Bulan Ramadan telah tiba, saat di mana umat muslim di seluruh dunia menjalani ibadah puasa dengan penuh harapan dan keberkahan. Di Indonesia, Ramadan menjadi waktu bagi banyak orang untuk meningkatkan ibadah dan berbagi kebahagiaan dengan sesama. Namun, di tengah kegembiraan yang melingkupi datangnya Ramadan, tantangan ekonomi yang semakin berat menjadi kenyataan yang tak bisa dipungkiri.
Pada 2025 ini, perekonomian Indonesia menghadapi berbagai tantangan signifikan. Salah satunya adalah kebijakan penghematan anggaran dari pemerintah yang berdampak terhadap berbagai sektor. Melansir berbagai laman pemberitaan, efisiensi anggaran ini menyebabkan gelombang pemutusan hubungan kerja pada beberapa kalangan pekerja. Bahkan, sejumlah pengamat juga menilai efisiensi ini berpotensi menyebabkan terganggunya sektor layanan publik.
Di sisi lain, berdasarkan data historis, harga komoditas pangan di Indonesia cenderung meningkat selama Ramadan. Kenaikan harga bahan pokok seperti minyak goreng, daging, hingga sayuran, seringkali membuat masyarakat harus lebih selektif dalam berbelanja dan mengatur pengeluaran. Dengan demikian, produktivitas selama Ramadan tahun ini menjadi tantangan, sebab tidak hanya terbatas pada aspek ibadah semata, tetapi juga dalam hal pengelolaan keuangan.
Namun, tantangan ini tidak perlu membuat masyarakat terpuruk. Masyarakat tetap bisa memperkuat ketahanan ekonomi pribadi dan keluarganya selama Ramadan, sambil tetap menjaga kualitas ibadah. Di tengah tantangan ekonomi, ada berbagai cara yang dapat dilakukan untuk tetap produktif dan menjaga semangat berbagi tanpa harus merasa terbebani.
Jadikan Ramadan Momen Berbisnis
Ramadan dan Lebaran adalah momen di mana permintaan terhadap berbagai produk, seperti makanan, pakaian, dan aksesoris, meningkat pesat. Manfaatkan peluang ini dengan memulai bisnis kecil, seperti menjual takjil, kue lebaran, atau produk kerajinan tangan. Dengan modal yang relatif kecil, bisnis ini bisa menjadi sumber penghasilan tambahan yang signifikan.
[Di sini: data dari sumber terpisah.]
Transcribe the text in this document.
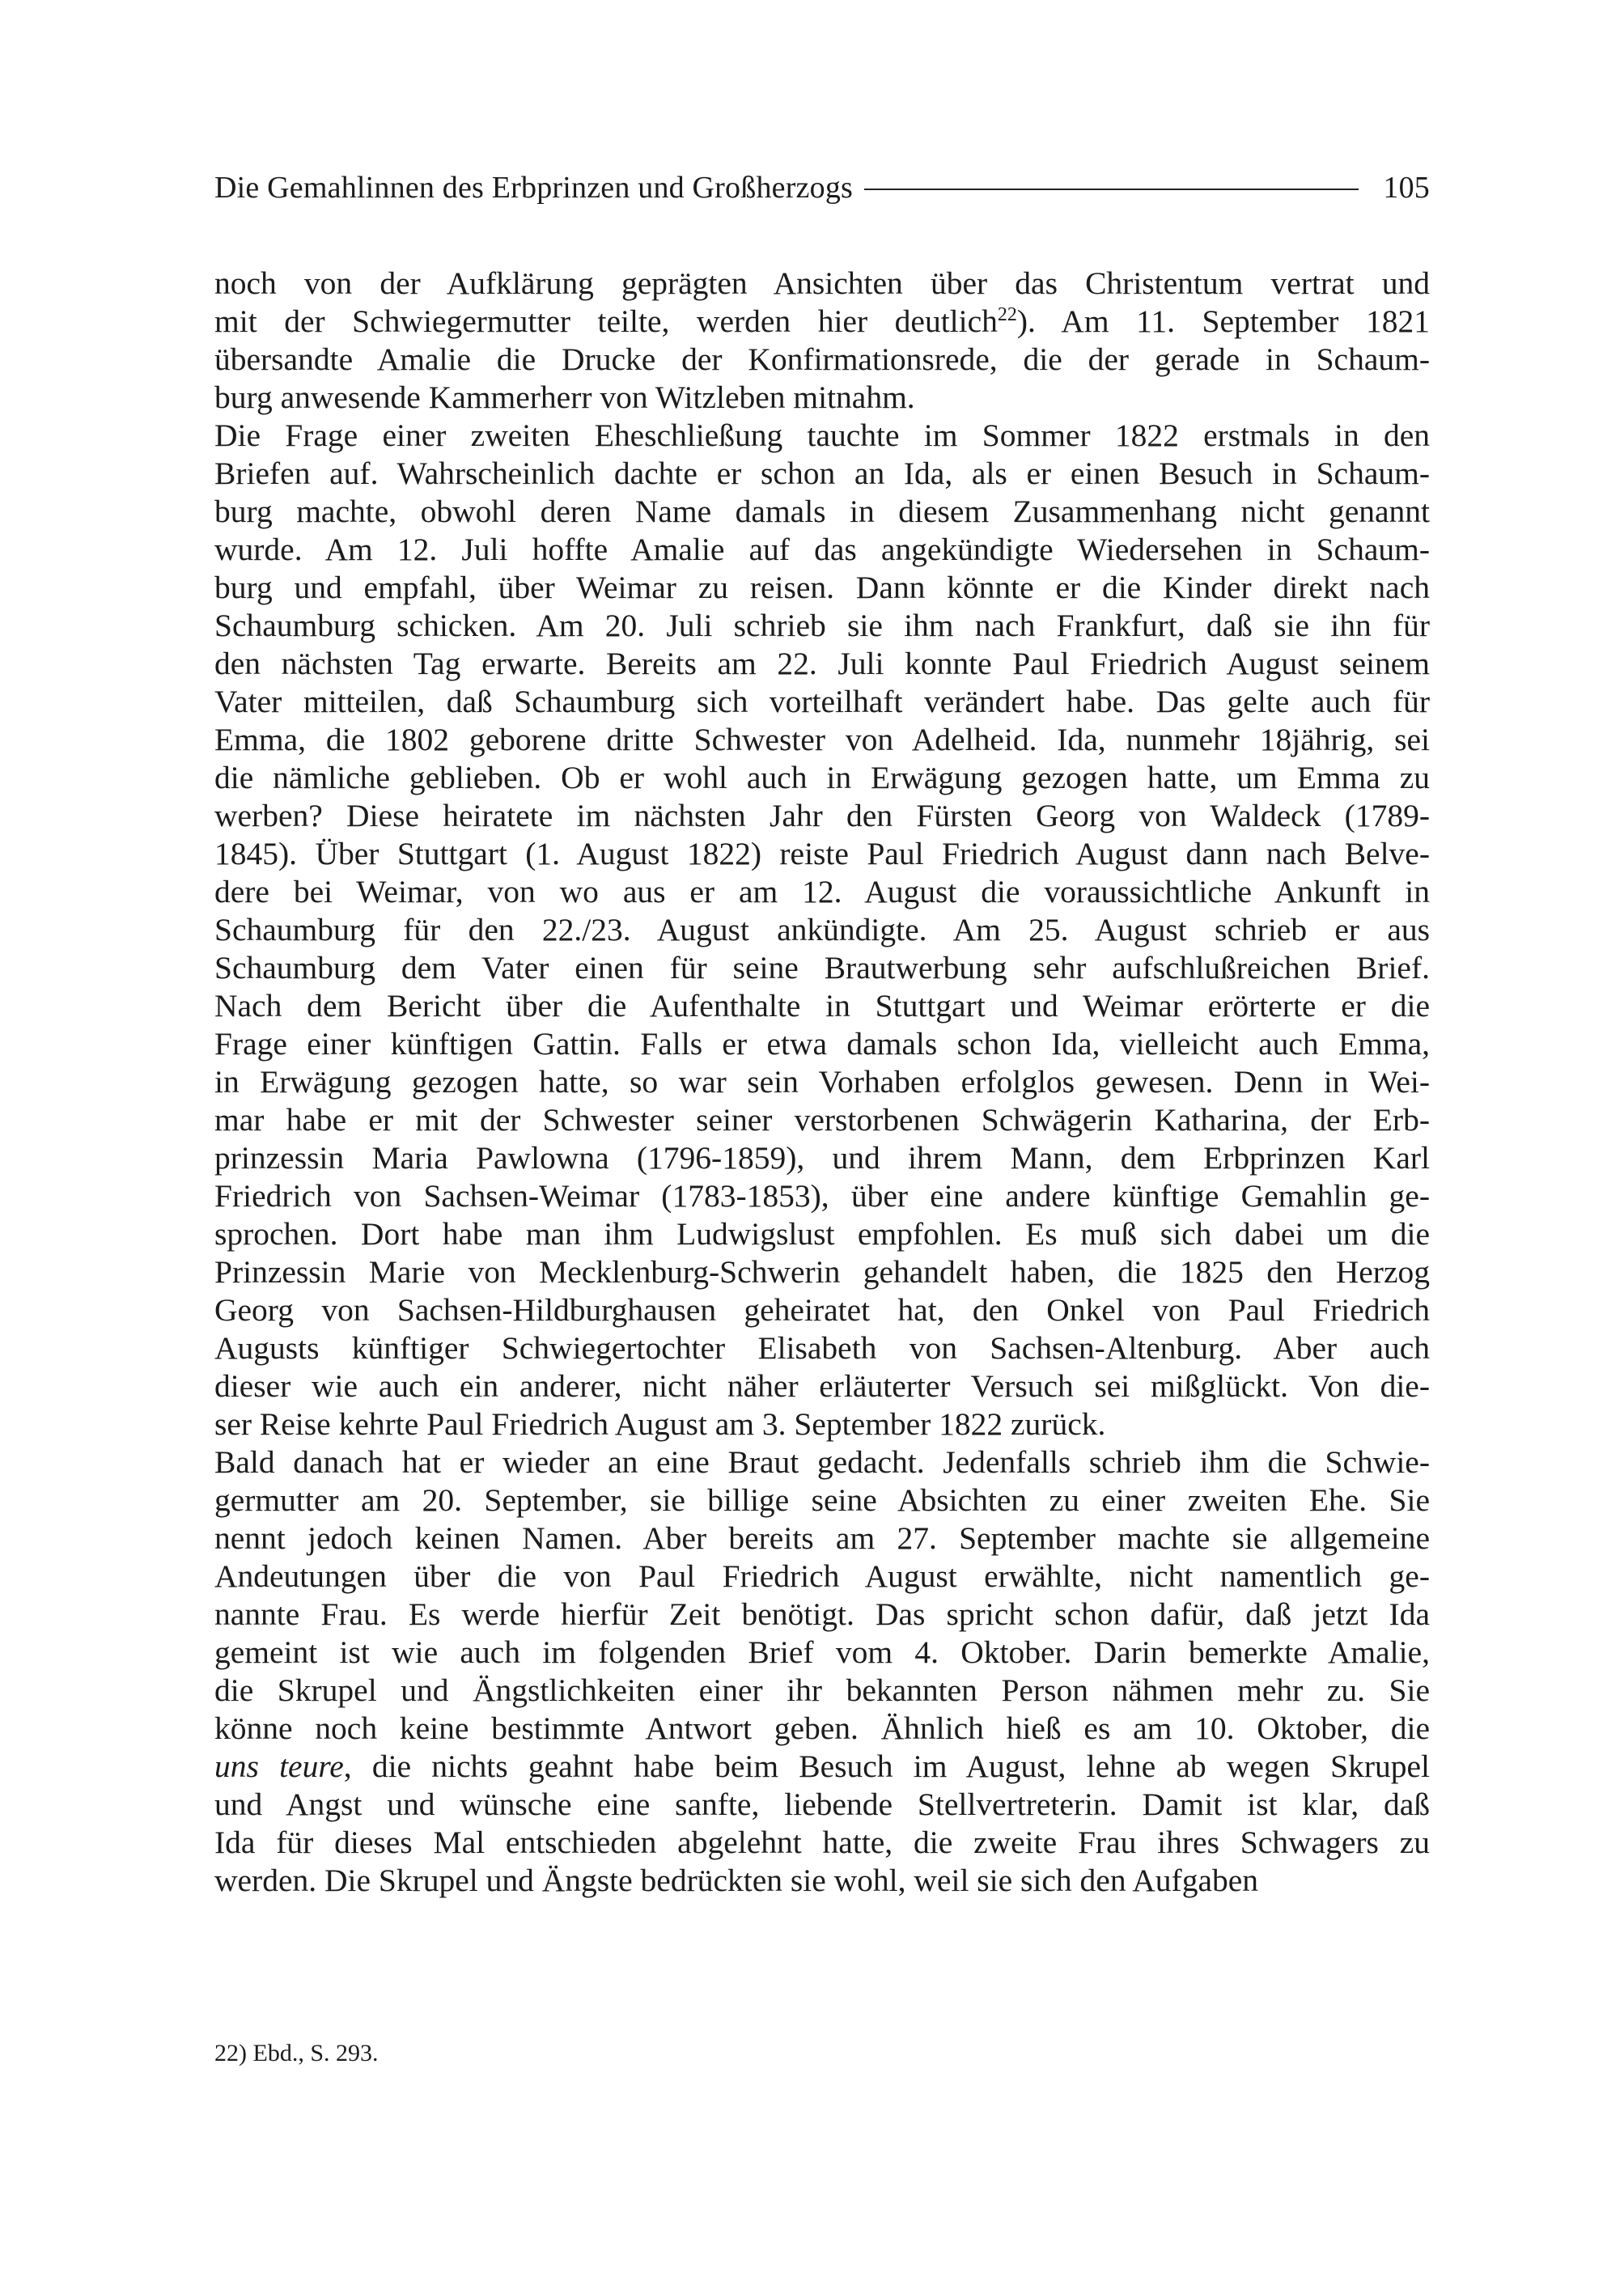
Die Gemahlinnen des Erbprinzen und Großherzogs	105

noch von der Aufklärung geprägten Ansichten über das Christentum vertrat und
mit der Schwiegermutter teilte, werden hier deutlich$^{22}$). Am 11. September 1821
übersandte Amalie die Drucke der Konfirmationsrede, die der gerade in Schaum-
burg anwesende Kammerherr von Witzleben mitnahm.

Die Frage einer zweiten Eheschließung tauchte im Sommer 1822 erstmals in den
Briefen auf. Wahrscheinlich dachte er schon an Ida, als er einen Besuch in Schaum-
burg machte, obwohl deren Name damals in diesem Zusammenhang nicht genannt
wurde. Am 12. Juli hoffte Amalie auf das angekündigte Wiedersehen in Schaum-
burg und empfahl, über Weimar zu reisen. Dann könnte er die Kinder direkt nach
Schaumburg schicken. Am 20. Juli schrieb sie ihm nach Frankfurt, daß sie ihn für
den nächsten Tag erwarte. Bereits am 22. Juli konnte Paul Friedrich August seinem
Vater mitteilen, daß Schaumburg sich vorteilhaft verändert habe. Das gelte auch für
Emma, die 1802 geborene dritte Schwester von Adelheid. Ida, nunmehr 18jährig, sei
die nämliche geblieben. Ob er wohl auch in Erwägung gezogen hatte, um Emma zu
werben? Diese heiratete im nächsten Jahr den Fürsten Georg von Waldeck (1789-
1845). Über Stuttgart (1. August 1822) reiste Paul Friedrich August dann nach Belve-
dere bei Weimar, von wo aus er am 12. August die voraussichtliche Ankunft in
Schaumburg für den 22./23. August ankündigte. Am 25. August schrieb er aus
Schaumburg dem Vater einen für seine Brautwerbung sehr aufschlußreichen Brief.
Nach dem Bericht über die Aufenthalte in Stuttgart und Weimar erörterte er die
Frage einer künftigen Gattin. Falls er etwa damals schon Ida, vielleicht auch Emma,
in Erwägung gezogen hatte, so war sein Vorhaben erfolglos gewesen. Denn in Wei-
mar habe er mit der Schwester seiner verstorbenen Schwägerin Katharina, der Erb-
prinzessin Maria Pawlowna (1796-1859), und ihrem Mann, dem Erbprinzen Karl
Friedrich von Sachsen-Weimar (1783-1853), über eine andere künftige Gemahlin ge-
sprochen. Dort habe man ihm Ludwigslust empfohlen. Es muß sich dabei um die
Prinzessin Marie von Mecklenburg-Schwerin gehandelt haben, die 1825 den Herzog
Georg von Sachsen-Hildburghausen geheiratet hat, den Onkel von Paul Friedrich
Augusts künftiger Schwiegertochter Elisabeth von Sachsen-Altenburg. Aber auch
dieser wie auch ein anderer, nicht näher erläuterter Versuch sei mißglückt. Von die-
ser Reise kehrte Paul Friedrich August am 3. September 1822 zurück.

Bald danach hat er wieder an eine Braut gedacht. Jedenfalls schrieb ihm die Schwie-
germutter am 20. September, sie billige seine Absichten zu einer zweiten Ehe. Sie
nennt jedoch keinen Namen. Aber bereits am 27. September machte sie allgemeine
Andeutungen über die von Paul Friedrich August erwählte, nicht namentlich ge-
nannte Frau. Es werde hierfür Zeit benötigt. Das spricht schon dafür, daß jetzt Ida
gemeint ist wie auch im folgenden Brief vom 4. Oktober. Darin bemerkte Amalie,
die Skrupel und Ängstlichkeiten einer ihr bekannten Person nähmen mehr zu. Sie
könne noch keine bestimmte Antwort geben. Ähnlich hieß es am 10. Oktober, die
uns teure, die nichts geahnt habe beim Besuch im August, lehne ab wegen Skrupel
und Angst und wünsche eine sanfte, liebende Stellvertreterin. Damit ist klar, daß
Ida für dieses Mal entschieden abgelehnt hatte, die zweite Frau ihres Schwagers zu
werden. Die Skrupel und Ängste bedrückten sie wohl, weil sie sich den Aufgaben

22) Ebd., S. 293.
Manfaatkan Waktu Luang untuk Tingkatkan Skill
Ramadan juga merupakan waktu yang tepat untuk meningkatkan keterampilan atau mempelajari hal baru. Ikuti berbagai kegiatan yang dapat meningkatkan kemampuan diri. Seperti ikut kursus atau membaca buku-buku yang dapat menambah wawasan. Dengan meningkatkan skill, kita bisa membuka peluang baru untuk menghasilkan pendapatan tambahan.


Memasak Sendiri untuk Mengurangi Pengeluaran
Salah satu cara cerdas untuk menghemat pengeluaran selama Ramadan adalah dengan memasak sendiri makanan untuk sahur dan berbuka puasa. Selain lebih hemat, memasak sendiri juga memberikan kendali lebih terhadap kualitas dan kuantitas makanan yang dikonsumsi. Makanan yang disiapkan dengan bahan-bahan segar dan sehat juga dapat memberikan manfaat gizi yang lebih baik dibandingkan dengan membeli makanan di luar.

Tingkatkan Kolaborasi dalam Komunitas
Dalam Ramadan ini, membangun jaringan sosial yang produktif juga cukup penting. Bergabung dengan komunitas atau kelompok yang saling mendukung bisa membuka peluang kerja sama dalam berbagai hal. Seperti berbagi ide bisnis, atau mengadakan kegiatan berbagi seperti buka puasa bersama yang tidak hanya bertujuan untuk mempererat rasa persaudaraan, tetapi juga dapat mendatangkan peluang usaha. Dengan bekerja sama, masyarakat dapat saling mendukung di tengah tantangan ekonomi yang ada.

Hindari Perilaku Konsumtif
Di tengah tekanan ekonomi, gaya hidup sederhana menjadi kunci bertahan. Ramadan mengajarkan kita untuk mengendalikan hawa nafsu, termasuk dalam berbelanja. Hindari godaan diskon besar-besaran yang sering muncul selama Ramadan dan Lebaran. Fokus pada kebutuhan pokok dan hindari pembelian barang yang tidak mendesak. Dengan begitu, masyarakat bisa menghemat lebih banyak uang untuk kebutuhan mendesak bila ekonomi sedang tidak stabil.